While the theoretical jury deciding which direction the offshore drilling market will take is still out, recent data suggests that the level of spending internationally will disappoint. Calling a 10.2 percent gain in spending may seem a bit harsh, particularly given the depths to which the market has sunken in the previous two years. But considering that the price per barrel has catapulted from the $10 level early in 1999 to the mid-20's by the beginning of 2000, it is fair to say that expectations were set a bit higher. According to a recent Lehman Brothers survey, the following are the spending plans, by world region, for more than 320 oil companies.
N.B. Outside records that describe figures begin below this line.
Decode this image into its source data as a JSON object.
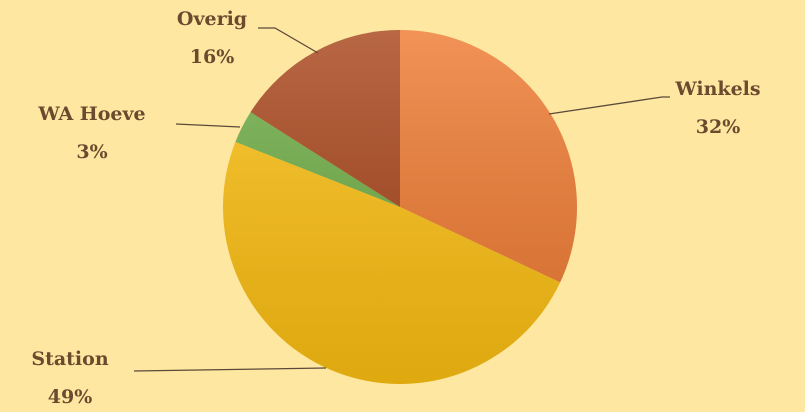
{
  "chart_data": {
    "type": "pie",
    "categories": [
      "Winkels",
      "Station",
      "WA Hoeve",
      "Overig"
    ],
    "values": [
      32,
      49,
      3,
      16
    ],
    "value_labels": [
      "32%",
      "49%",
      "3%",
      "16%"
    ],
    "colors": [
      "#ef7b32",
      "#fdc012",
      "#6fad46",
      "#a9461c"
    ]
  }
}
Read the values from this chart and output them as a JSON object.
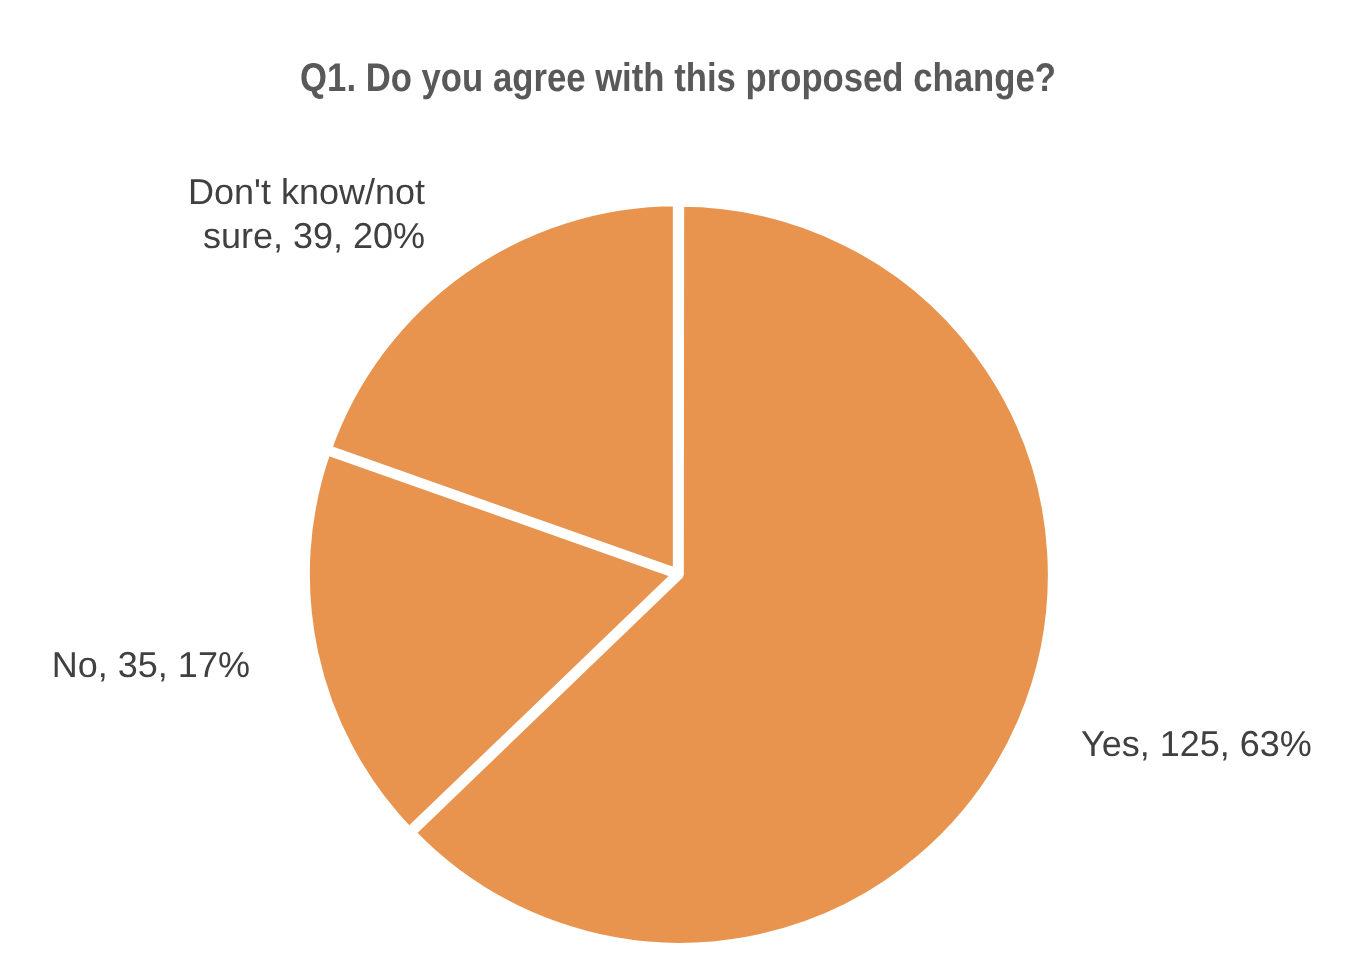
{
  "chart_data": {
    "type": "pie",
    "title": "Q1. Do you agree with this proposed change?",
    "categories": [
      "Yes",
      "No",
      "Don't know/not sure"
    ],
    "values": [
      125,
      35,
      39
    ],
    "colors": [
      "#e8944f",
      "#e8944f",
      "#e8944f"
    ],
    "value_labels": [
      "125, 63%",
      "35, 17%",
      "39, 20%"
    ],
    "legend": false
  }
}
The silver lining to the above numbers, of course, is the level of increase expected in North America. But despite these advances — there are still noticeable reservations regarding activity levels — reservations being the result of many factors. First, the energy markets have been through —and continue to — embark on a trail toward historic levels of consolidation. It is still undefined as to how fewer, larger companies will deploy their E&P dollars. Second, the actions of the member of OPEC are still in question. Oil pricing gains are largely the result of output cutbacks. While the organization appears more committed than ever to maintaining a profitable supply and demand balance, there are no guarantees that the market won't be flooded with new reserves at any given moment. For example, countries with poorly performing economies or who weather severe natural disasters may be enticed to increase output to fill budget gaps.
While offshore players seemingly expected the bounce back to be delayed until mid-year, following naturally industry tendencies, it is fair to say that offshore rig and service providers and their investors are itching to start locking up contracts again.